Está mais que na hora do Brasil parar de esperar algum “milagre” (deixando para trás seus traços coloniais) e buscar o seu protagonismo, consolidando a sua independência no âmbito internacional
A relação histórica do Brasil com a Europa, em grande parte, é permeada por tensões e conflitos, consequentes ao desequilíbrio relacional entre ambos. Notadamente, ainda no século 21, os estigmas do passado reproduzem os efeitos da colonização tão prejudicial ao desenvolvimento e que posicionaram o Brasil na periferia do comércio internacional.
Desde o período colonial, boa parte das riquezas brasileiras eram levadas para fora e pouco aqui ficava para fomentar o avanço.
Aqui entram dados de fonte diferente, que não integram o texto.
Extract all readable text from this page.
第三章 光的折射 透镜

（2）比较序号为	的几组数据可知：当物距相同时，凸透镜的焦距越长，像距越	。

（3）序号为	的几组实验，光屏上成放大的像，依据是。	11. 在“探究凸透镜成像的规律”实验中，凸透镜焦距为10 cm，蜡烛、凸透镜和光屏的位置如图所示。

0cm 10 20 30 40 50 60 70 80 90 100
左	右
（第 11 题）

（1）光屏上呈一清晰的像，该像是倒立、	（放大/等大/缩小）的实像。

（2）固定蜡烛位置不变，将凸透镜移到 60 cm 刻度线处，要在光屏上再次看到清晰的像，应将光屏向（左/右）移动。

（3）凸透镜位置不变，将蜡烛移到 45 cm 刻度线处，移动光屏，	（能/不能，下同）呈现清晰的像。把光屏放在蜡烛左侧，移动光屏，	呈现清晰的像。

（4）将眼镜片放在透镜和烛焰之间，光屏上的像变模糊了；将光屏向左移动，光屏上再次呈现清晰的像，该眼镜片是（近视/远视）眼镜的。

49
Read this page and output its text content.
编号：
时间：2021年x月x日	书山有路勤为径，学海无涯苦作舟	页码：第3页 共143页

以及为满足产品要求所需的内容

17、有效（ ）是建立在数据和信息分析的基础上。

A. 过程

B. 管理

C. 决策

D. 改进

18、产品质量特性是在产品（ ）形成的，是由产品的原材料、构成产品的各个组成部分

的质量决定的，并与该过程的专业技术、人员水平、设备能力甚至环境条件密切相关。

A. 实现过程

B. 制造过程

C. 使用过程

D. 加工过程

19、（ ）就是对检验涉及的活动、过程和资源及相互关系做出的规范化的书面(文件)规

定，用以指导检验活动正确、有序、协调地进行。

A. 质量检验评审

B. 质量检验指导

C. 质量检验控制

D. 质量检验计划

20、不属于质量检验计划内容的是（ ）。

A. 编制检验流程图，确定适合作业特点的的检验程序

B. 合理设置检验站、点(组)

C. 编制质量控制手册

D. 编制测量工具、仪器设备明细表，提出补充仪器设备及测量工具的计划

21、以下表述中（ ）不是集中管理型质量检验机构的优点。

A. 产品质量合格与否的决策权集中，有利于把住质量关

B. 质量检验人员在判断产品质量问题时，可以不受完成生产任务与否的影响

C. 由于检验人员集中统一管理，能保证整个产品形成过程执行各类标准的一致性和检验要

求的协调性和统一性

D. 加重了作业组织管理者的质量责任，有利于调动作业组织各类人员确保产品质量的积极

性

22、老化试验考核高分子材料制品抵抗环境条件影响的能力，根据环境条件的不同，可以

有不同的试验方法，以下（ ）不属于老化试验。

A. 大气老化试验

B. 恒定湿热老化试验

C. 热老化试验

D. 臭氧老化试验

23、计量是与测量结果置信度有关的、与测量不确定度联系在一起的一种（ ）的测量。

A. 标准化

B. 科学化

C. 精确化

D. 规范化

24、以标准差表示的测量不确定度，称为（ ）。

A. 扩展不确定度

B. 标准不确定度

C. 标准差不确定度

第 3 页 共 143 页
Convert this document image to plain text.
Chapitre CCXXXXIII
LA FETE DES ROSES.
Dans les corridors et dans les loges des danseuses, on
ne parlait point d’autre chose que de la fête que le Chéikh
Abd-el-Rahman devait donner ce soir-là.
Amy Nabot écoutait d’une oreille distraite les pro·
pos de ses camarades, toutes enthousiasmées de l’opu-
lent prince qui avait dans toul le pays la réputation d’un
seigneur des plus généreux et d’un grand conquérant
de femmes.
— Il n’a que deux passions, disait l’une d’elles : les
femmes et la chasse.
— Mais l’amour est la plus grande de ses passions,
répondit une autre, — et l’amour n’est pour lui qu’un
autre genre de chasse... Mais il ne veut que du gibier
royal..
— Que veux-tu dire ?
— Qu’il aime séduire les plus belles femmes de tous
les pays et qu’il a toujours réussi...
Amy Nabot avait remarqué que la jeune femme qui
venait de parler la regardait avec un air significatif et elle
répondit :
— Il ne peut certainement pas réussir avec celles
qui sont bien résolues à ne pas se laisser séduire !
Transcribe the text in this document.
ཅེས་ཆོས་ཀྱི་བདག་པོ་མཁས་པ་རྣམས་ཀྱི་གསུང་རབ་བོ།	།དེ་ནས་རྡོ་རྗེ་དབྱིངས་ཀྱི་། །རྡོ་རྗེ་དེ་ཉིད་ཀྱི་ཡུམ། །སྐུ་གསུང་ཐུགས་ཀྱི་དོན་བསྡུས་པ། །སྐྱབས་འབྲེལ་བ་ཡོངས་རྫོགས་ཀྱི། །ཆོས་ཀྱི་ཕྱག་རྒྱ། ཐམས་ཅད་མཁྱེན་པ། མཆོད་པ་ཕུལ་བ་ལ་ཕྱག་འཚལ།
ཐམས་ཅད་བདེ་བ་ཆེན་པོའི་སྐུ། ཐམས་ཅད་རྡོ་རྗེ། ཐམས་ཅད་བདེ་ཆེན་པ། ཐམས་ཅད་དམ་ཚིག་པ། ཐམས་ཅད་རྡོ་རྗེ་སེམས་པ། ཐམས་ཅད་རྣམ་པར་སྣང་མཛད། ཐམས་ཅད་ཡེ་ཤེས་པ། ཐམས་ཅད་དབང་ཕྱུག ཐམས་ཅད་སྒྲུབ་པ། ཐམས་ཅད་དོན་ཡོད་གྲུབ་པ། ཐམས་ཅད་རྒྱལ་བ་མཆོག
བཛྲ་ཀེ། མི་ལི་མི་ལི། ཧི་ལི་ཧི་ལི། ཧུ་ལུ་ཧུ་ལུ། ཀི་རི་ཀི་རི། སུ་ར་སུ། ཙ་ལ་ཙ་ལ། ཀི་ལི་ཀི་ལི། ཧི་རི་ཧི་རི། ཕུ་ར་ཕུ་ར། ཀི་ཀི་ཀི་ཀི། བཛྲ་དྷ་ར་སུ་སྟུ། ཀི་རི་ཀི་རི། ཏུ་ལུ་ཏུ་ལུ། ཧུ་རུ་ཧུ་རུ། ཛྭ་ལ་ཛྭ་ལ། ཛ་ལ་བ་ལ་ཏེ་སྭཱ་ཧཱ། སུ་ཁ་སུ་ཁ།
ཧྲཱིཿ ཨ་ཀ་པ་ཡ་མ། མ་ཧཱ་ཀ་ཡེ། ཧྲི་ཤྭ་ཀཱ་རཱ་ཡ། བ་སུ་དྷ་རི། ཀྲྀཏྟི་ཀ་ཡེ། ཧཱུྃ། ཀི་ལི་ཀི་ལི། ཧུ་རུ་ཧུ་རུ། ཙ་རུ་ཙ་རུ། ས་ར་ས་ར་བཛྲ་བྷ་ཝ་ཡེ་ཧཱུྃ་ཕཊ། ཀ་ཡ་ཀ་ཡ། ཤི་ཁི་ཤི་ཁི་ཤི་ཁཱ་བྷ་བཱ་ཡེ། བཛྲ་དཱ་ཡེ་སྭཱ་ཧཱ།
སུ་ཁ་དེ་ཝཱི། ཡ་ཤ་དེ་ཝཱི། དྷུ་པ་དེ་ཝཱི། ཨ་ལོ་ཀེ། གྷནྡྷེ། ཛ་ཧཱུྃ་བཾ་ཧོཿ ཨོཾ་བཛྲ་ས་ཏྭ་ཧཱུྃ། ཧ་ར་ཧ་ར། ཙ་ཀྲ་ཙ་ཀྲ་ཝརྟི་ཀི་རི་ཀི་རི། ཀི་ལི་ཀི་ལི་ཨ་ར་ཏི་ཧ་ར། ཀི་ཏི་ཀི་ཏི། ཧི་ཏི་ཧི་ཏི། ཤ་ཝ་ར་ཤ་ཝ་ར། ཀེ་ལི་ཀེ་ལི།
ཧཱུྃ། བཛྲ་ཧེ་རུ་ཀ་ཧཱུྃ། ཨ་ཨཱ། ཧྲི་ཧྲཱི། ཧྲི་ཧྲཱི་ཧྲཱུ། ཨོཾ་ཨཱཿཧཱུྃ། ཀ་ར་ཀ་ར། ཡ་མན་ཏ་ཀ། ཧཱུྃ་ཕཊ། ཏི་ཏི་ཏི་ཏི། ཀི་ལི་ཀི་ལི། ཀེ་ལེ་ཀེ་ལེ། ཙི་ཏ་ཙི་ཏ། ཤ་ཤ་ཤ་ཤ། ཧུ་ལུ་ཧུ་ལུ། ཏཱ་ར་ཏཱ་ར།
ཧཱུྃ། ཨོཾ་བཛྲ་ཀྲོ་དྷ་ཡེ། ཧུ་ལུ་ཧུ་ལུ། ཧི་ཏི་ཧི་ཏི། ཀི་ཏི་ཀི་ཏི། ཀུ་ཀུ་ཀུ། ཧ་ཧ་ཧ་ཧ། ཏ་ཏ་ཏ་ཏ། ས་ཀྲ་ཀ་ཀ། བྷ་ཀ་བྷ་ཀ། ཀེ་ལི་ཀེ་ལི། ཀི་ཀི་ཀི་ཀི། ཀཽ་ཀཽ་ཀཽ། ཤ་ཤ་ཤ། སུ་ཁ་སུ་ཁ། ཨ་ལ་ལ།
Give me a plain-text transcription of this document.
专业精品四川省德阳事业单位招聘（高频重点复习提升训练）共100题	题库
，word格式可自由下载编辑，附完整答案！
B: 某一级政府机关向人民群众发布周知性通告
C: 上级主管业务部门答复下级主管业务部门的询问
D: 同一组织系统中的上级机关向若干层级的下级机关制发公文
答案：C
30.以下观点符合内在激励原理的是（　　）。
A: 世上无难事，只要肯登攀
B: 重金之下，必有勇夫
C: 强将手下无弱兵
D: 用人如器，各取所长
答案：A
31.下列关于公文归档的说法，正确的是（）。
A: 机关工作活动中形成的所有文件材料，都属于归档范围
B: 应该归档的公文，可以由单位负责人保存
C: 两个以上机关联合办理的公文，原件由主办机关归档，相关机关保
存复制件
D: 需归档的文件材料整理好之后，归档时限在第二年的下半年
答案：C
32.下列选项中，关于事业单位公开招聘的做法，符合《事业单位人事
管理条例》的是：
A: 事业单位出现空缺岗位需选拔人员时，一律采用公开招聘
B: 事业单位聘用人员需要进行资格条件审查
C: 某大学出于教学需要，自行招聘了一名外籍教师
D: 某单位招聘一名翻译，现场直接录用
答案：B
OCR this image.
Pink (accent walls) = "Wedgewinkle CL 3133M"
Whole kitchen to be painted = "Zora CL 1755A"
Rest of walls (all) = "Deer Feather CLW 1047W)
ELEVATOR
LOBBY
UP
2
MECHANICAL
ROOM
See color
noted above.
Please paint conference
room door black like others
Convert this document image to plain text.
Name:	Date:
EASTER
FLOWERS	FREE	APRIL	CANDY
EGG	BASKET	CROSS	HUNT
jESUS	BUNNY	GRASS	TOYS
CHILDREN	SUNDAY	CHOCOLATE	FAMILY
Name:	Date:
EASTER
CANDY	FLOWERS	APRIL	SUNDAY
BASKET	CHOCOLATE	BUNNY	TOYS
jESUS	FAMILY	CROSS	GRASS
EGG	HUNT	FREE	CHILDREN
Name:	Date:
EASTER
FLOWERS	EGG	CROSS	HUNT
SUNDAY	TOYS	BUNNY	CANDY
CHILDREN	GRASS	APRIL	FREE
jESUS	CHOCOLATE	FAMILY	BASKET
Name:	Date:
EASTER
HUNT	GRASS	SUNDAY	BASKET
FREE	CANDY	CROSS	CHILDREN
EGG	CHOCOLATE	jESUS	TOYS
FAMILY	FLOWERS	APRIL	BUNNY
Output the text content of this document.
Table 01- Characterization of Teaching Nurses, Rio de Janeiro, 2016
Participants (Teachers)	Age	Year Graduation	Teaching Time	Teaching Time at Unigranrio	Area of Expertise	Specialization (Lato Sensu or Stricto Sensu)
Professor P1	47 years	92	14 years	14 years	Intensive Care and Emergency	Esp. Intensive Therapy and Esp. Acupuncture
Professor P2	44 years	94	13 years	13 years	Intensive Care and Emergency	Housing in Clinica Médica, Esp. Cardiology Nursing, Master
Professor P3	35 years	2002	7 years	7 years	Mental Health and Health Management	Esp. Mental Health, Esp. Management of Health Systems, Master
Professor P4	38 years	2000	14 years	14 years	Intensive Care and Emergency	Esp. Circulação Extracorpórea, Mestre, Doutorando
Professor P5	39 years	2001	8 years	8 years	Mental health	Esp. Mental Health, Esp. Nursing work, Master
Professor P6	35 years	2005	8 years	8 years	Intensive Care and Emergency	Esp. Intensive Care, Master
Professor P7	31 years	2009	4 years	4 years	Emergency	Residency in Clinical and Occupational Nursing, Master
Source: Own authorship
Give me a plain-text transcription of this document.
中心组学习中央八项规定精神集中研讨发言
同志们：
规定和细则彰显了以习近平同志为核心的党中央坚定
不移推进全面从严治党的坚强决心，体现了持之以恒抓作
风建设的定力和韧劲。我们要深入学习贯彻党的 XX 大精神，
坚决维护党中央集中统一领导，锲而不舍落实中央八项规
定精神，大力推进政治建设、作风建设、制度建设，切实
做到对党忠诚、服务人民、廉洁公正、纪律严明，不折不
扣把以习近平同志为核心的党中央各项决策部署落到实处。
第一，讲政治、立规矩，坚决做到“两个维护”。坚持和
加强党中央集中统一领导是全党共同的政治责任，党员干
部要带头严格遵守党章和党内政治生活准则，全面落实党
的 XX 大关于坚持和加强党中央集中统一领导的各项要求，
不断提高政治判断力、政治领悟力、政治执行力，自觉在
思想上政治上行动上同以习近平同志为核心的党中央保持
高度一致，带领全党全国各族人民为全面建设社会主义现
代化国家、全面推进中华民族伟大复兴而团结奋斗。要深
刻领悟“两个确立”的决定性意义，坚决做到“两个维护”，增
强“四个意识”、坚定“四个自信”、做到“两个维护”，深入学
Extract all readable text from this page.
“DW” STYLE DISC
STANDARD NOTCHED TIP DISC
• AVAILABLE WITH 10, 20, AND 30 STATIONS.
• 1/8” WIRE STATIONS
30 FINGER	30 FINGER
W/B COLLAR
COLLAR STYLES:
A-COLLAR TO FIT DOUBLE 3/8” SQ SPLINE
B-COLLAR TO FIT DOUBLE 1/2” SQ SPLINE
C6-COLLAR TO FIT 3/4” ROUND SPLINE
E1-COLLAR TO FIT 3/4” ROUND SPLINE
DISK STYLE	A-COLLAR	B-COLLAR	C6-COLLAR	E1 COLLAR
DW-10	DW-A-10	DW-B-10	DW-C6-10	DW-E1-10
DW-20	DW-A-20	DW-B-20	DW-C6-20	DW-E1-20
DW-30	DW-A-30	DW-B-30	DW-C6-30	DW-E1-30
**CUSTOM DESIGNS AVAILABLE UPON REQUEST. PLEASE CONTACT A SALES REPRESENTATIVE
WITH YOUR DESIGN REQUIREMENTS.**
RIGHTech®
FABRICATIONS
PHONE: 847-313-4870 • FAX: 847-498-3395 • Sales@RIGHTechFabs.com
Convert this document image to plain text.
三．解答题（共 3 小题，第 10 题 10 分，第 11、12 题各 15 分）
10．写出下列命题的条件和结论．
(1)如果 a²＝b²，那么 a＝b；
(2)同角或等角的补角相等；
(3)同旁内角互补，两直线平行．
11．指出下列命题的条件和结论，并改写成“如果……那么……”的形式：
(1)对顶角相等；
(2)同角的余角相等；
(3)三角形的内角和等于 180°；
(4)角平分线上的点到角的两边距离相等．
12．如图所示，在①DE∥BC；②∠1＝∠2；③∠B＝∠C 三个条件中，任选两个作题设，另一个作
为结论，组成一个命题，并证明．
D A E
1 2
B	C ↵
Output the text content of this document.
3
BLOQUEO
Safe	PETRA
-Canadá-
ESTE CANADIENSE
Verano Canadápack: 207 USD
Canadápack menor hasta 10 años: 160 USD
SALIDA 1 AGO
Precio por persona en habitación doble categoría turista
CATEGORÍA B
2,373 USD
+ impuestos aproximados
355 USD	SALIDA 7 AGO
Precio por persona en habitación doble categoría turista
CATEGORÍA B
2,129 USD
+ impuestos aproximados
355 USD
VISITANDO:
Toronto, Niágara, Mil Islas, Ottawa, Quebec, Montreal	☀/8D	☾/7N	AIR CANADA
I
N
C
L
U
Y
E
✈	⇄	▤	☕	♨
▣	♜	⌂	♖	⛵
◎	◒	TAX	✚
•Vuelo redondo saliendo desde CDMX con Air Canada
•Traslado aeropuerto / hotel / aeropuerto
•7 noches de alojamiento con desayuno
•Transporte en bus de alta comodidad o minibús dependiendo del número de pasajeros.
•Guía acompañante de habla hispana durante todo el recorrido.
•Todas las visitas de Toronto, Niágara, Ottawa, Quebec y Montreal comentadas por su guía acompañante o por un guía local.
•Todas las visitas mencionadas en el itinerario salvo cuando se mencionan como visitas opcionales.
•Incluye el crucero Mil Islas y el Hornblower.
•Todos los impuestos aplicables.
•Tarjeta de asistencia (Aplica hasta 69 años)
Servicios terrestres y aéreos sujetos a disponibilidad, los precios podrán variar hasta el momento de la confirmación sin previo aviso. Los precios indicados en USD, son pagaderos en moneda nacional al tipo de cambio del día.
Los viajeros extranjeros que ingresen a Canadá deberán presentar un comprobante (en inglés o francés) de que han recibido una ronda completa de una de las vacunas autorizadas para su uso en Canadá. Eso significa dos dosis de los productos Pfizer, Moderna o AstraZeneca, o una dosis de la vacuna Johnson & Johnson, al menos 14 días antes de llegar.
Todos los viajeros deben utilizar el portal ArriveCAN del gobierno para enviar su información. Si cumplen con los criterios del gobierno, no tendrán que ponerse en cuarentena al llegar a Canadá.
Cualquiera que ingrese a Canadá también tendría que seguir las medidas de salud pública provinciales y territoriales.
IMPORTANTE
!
Flagrantemente, tal cenário parece persistir, já que não se identificam sinais de protagonismo no ambiente global que favoreçam o crescimento doméstico (principalmente, na cadeia industrial) e garantam maior proteção aos recursos necessários à nossa independência econômica.
Esse emaranhado histórico tem embasado o discurso dos críticos contrários ao acordo firmado entre o Mercosul e a União Europeia. O receio e a desconfiança manifestados não só por determinados grupos brasileiros, mas também por alguns dos vizinhos latino-americanos, contrastam com a perspectiva otimista de outros interlocutores, cuja expectativa é de um “marco histórico” para o Brasil, bem como para a América do Sul, em geral.
Retomando ao passado recente, as relações entre Brasil e a Europa começaram nos anos 60, adentrando, anos mais tarde, ao bloco correspondente ao Mercosul, fundado em 1991. De lá pra cá, alguns acordos foram estabelecidos entre ambos, tais como o “Acordo-quadro de cooperação entre a Comunidade Europeia e Brasil” (1992), “Acordo-quadro de cooperação entre a Comunidade Europeia e o Mercosul” (1995) e o “Acordo de cooperação científica e tecnológica” (2004), tendo como principais temas as mudanças climáticas, a sustentabilidade, a luta contra a miséria e a fome, a estabilidade, e o desenvolvimento da América Latina.
As autoridades do Executivo nacional afirmaram que nosso país será beneficiado, tendo em vista a soberania brasileira e a proteção dos seus recursos, especialmente, do setor primário. Contudo, só o tempo permitirá determinar quem está certo nas previsões, os críticos que descontentes ou aqueles que celebraram o feito.
Diante dessa nova conjuntura, importante é que o marco considerado “histórico” não se transfigure em mais um “milagre” para o Brasil, conforme traçado precisamente por Sérgio Buarque de Holanda em suas obras. Partindo da fase colonial e concluindo a trajetória no período republicano, o autor percebe que sucessivos “milagres” salvaram a nossa economia, ao longo do tempo. O “milagre” do pau-brasil, do açúcar, do ouro, do café, do algodão, da borracha, entre outros produtos que assumiram o protagonismo em seus respectivos contextos históricos, sustentando e equilibrando a infraestrutura brasileira.
Ora, por que Sérgio Buarque de Holanda utilizou o termo “milagre” para caracterizar a história da economia brasileira?
Observando o percurso histórico brasileiro, percebemos que na etapa final das exportações de cada produto, instalava-se uma profunda queda na venda e no consumo, inaugurando uma angustiante espera por um novo e requisitado artigo exportável. Em outras palavras, a expectativa por mais um novo “milagre”, materializado em nova mercadoria, que atraísse os olhos europeus e voltasse a aquecer os negócios.
De “milagre” em “milagre”, a economia brasileira foi sendo assim conduzida, consolidando a histórica dependência em relação ao mercado externo, durante cinco séculos de nossa história.
O desafio que se propõe, a partir da assinatura do acordo entre o Mercosul e a União Europeia, é romper com a “trajetória dos milagres e da dependência”.
Está mais que na hora do Brasil parar de esperar algum “milagre” (deixando para trás seus traços coloniais) e buscar o seu protagonismo, consolidando a sua independência no âmbito internacional, e aproveitar as oportunidades disponíveis com o novo acordo, as quais – se forem exploradas de maneira efetiva e inteligente – criarão as condições positivas ao seu desenvolvimento.
Por Ariovaldo Zani, médico veterinário, professor MBA/PECEGE/ESALQ/USP – e Gabriel Zani, historiador.